Professor Esser investigates development effectiveness in the context of local, national and global policies and programs. His work focuses on (1) sub-national governance amid armed conflict, in particular in urban areas; (2) global health governance; and (3) policy discourses as enablers of and constraints to collective action. Prof. Esser has conducted field research in Afghanistan, Pakistan, Sierra Leone and Mexico. His research has been published in World Development, Third World Quarterly, the Journal of Modern African Studies, Environment and Urbanization, the Journal of Peacebuilding & Development, Global Public Health, the Journal of Social Policy, Urban Studies, Ethics & International Affairs, Communication Theory, Critical Planning, the Journal of Business Ethics, Learning and Teaching and Encyclopaedia Iranica, as well as in several edited books.

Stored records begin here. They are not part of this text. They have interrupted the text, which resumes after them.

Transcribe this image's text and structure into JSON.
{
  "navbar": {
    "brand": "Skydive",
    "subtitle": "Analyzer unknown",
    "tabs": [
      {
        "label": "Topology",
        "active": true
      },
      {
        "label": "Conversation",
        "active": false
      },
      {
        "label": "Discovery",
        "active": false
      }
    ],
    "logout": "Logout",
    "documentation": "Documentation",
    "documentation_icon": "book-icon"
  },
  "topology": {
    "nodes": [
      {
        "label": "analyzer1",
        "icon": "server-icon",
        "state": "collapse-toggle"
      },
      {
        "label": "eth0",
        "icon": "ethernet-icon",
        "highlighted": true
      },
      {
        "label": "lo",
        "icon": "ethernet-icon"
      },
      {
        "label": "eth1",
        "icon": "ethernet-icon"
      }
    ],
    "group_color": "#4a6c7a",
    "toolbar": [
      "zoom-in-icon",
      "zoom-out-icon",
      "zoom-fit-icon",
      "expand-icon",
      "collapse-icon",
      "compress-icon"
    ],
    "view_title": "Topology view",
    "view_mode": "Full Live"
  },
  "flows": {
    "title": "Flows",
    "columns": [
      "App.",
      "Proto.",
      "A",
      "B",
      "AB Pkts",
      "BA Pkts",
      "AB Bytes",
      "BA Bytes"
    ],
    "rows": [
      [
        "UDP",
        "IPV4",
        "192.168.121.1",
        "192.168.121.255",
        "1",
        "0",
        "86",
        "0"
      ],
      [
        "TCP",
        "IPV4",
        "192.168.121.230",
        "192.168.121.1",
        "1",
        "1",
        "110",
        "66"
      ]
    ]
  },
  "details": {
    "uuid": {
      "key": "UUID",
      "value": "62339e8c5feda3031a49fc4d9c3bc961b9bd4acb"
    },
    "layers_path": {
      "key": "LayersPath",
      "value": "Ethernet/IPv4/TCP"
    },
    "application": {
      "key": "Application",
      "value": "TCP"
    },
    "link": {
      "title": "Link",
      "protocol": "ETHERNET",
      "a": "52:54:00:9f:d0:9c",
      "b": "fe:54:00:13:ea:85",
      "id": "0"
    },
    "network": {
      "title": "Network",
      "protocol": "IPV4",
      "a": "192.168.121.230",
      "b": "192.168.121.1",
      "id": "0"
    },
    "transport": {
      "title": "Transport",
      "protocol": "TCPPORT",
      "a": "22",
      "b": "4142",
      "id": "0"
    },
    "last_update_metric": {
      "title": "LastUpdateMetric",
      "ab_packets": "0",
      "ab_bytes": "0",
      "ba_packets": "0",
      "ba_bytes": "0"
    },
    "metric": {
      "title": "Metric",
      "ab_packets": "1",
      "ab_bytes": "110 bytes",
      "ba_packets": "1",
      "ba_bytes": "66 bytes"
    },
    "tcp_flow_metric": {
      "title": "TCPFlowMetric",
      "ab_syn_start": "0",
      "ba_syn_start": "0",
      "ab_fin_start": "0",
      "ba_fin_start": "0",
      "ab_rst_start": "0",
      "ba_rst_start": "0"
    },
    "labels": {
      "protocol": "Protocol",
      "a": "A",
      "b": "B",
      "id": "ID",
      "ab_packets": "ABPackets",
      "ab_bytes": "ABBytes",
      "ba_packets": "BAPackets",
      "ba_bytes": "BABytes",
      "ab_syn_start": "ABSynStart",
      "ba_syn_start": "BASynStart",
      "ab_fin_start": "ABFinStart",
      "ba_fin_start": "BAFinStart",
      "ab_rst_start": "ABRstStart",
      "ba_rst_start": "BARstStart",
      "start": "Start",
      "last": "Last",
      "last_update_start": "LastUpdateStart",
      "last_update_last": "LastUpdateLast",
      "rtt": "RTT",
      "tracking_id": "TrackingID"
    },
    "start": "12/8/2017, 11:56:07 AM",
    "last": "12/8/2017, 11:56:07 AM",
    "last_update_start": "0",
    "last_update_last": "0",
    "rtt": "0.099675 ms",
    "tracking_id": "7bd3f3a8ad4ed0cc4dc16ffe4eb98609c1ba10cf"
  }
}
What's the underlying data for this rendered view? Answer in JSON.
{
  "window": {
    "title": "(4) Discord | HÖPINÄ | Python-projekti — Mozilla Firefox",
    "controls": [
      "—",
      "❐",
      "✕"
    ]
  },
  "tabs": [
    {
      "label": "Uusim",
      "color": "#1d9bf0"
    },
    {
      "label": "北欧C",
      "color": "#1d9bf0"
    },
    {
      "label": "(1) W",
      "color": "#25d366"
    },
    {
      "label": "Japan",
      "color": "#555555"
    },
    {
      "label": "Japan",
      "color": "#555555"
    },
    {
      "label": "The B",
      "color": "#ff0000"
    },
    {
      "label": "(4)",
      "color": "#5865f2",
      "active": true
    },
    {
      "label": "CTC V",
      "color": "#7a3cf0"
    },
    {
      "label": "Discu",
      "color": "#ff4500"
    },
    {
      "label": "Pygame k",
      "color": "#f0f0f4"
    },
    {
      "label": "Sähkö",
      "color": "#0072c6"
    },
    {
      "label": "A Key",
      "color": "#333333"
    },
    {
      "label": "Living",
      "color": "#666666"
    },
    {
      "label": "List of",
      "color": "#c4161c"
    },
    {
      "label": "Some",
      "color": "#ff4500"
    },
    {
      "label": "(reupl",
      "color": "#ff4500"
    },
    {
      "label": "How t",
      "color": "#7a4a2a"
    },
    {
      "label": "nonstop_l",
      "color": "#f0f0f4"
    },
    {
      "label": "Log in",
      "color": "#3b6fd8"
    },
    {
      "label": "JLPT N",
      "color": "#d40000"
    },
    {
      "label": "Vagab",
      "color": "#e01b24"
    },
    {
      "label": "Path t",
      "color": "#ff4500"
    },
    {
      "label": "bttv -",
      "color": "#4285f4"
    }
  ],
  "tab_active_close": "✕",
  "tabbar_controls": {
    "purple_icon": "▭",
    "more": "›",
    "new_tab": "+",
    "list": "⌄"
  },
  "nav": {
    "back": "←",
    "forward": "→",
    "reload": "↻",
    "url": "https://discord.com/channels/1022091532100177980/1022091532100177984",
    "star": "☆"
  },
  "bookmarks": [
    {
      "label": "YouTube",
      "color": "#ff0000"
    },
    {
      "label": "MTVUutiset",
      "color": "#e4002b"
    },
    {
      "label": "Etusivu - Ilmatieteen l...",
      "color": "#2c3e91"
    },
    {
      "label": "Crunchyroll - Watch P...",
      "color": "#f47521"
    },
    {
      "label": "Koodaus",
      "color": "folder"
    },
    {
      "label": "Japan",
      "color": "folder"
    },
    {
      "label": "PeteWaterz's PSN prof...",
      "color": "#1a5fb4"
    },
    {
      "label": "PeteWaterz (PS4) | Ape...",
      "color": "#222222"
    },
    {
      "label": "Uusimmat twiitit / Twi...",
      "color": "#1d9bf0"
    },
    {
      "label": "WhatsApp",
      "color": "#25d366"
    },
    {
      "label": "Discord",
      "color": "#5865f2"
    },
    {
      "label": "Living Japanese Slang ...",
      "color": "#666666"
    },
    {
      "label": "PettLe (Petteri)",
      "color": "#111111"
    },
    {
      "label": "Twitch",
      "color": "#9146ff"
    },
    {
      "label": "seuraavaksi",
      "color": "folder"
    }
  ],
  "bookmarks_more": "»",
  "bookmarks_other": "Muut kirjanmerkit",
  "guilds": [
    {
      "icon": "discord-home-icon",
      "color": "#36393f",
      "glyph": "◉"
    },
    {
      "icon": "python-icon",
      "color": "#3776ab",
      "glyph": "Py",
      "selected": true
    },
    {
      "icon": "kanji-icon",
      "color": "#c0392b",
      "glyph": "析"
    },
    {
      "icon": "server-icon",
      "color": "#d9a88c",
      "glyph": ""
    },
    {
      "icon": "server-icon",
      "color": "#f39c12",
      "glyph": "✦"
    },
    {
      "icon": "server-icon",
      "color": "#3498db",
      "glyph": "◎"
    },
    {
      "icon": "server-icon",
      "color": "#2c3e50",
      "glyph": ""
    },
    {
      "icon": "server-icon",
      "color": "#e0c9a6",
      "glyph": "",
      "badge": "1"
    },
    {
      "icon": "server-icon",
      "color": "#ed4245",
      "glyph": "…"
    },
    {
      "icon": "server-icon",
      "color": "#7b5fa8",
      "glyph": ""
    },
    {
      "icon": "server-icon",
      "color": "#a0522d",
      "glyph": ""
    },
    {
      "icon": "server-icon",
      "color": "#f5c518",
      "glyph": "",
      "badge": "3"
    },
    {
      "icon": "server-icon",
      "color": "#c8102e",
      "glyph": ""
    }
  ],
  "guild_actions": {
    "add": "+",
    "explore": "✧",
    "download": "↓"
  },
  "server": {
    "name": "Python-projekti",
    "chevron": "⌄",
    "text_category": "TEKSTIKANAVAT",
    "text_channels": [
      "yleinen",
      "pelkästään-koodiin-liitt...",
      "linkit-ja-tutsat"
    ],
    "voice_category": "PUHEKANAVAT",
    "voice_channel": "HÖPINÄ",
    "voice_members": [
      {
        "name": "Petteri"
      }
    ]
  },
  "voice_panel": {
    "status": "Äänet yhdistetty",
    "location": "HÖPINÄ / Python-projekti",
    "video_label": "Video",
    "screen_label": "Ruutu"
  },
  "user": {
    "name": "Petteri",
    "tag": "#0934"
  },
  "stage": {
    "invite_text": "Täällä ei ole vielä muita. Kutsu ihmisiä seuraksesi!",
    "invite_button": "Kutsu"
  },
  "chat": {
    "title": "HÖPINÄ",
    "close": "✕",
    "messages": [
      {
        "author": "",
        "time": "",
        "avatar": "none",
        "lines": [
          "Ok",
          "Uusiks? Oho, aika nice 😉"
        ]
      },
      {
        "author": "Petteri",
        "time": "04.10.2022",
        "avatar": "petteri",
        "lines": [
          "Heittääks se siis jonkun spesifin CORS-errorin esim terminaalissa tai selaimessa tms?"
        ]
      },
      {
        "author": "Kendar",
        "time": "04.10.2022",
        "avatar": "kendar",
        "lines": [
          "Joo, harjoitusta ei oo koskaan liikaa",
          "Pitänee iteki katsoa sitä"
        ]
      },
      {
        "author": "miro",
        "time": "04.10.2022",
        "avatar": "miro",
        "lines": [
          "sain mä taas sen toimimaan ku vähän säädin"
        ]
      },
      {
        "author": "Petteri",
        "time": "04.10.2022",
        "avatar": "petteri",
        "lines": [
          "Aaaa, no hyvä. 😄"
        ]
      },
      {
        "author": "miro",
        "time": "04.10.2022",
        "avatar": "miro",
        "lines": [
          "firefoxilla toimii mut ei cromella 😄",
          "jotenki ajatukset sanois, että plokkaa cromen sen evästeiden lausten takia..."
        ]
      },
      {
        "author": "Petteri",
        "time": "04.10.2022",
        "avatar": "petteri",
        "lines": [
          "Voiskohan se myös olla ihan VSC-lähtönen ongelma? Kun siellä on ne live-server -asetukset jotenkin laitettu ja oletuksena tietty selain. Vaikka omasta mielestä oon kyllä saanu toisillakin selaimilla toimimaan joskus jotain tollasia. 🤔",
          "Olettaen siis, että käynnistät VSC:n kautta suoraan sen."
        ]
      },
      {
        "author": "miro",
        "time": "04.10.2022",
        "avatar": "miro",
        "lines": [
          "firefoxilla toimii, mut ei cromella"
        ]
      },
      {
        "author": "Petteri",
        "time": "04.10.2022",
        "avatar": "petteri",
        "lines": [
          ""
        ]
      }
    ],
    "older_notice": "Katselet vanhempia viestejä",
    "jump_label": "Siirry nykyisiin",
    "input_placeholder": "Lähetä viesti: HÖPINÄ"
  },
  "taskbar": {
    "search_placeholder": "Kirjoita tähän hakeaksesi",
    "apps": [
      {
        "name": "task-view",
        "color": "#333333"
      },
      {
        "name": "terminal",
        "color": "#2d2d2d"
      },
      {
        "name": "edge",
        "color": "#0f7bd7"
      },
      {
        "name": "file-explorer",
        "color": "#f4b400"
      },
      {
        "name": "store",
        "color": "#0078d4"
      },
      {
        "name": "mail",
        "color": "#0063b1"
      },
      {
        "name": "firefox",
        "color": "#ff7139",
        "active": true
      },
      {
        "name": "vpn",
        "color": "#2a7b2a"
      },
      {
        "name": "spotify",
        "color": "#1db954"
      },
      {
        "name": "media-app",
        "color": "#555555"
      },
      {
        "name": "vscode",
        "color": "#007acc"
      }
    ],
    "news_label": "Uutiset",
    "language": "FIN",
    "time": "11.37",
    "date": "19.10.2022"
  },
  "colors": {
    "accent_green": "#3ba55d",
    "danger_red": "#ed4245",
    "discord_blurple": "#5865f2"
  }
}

The 2015 SIS Scholar-Teacher of the Year, Prof. Esser has also been an Academic Resident at the Rockefeller Foundation's Bellagio Center in 2013, a Drugs, Security and Democracy (DSD) Postdoctoral Fellow of the Social Science Research Council (SSRC) in 2012-13, a SPURS Research Fellow at MIT in 2003-04, and a Carlo Schmid Fellow at the International Labour Office in 2001-02. In 2006-08, he spent two years working full-time for UNESCAP in Bangkok and UNDP in New York. He has received research grants from Canada's International Development Research Centre (IDRC), the British Economic and Social Research Council (ESRC), the Mellon-MIT Program on NGOs and Forced Migration, the German National Academic Foundation, and the German Academic Exchange Service (DAAD). Prof. Esser has served as an adviser on program planning and evaluation to the World Bank, the OECD, USAID, the German Government, FLACSO, and CARE International.
In 2017 Professor Esser joins American University's Honors Faculty while continuing to teach in SIS. In S17 he will lead one section of SISU-240. In F17 he will co-teach (with Professor David Pike, Chair of Literature) the AU Honors core course on migrant populations in Washington, DC and lead the SIS PhD seminar on policy analysis.